|Chaplain tries to explain why her son just can't let go of the show and it's dying fan base|
"I just don't get it," said Chaplain, staring at her son in the other room in disappointment. "There's so many better cartoons now! They even remade the Powderpuff Girls. Can't he at least fantasize about little girls of the same species?"
|Pictured here - Phillip's basement bedroom|
While his mother still can't understand how her son's obsession with the show has lasted more than three years, Phillip (22) apparently keeps watching due to "a lack of any motivation what so ever to improve his life." Currently holding a job at Peter's Pump and Hump, he apparently drops nearly $100 a month on My Little Pony merchandise, regardless of no one giving a shit about the show anymore
"REEEEEEEEEEEEEEEEEEEE," he loudly stated, screeching as a defense mechanism against his single working mother's fascist rules.
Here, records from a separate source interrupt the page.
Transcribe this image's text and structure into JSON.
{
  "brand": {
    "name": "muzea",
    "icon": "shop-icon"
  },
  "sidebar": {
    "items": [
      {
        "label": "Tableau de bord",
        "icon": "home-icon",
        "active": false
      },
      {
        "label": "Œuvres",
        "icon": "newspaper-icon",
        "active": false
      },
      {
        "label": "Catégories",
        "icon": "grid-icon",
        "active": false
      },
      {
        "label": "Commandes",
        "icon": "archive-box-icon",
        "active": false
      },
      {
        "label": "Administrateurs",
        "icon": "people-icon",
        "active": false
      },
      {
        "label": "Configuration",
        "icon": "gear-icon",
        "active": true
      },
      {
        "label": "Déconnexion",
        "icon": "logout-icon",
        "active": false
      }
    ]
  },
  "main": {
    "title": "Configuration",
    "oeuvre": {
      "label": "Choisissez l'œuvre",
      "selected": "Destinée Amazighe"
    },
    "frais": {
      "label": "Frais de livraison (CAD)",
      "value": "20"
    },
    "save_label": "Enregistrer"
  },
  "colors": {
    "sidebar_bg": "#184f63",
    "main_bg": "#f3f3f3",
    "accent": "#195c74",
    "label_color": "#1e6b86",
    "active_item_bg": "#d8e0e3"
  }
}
No news as of yet if Phillip plans to move on to a better show, however Ms. Chaplain explains that she has limited his pony time to only two hours a day, a decrease from his normal four to five. Further attempts to introduce him to non-pony material have proven unsuccessful, as last month's attempt for him to watch an episode of Teen Titans GO! resulted in multiple suicide attempts.
No word from Phillip on his thoughts on the possibility of the series ending, considering he didn't stop screaming during the entire interview.
Horse News was also unable to attain a statement from Phillip's father, but then again his mother hasn't heard from him in years either.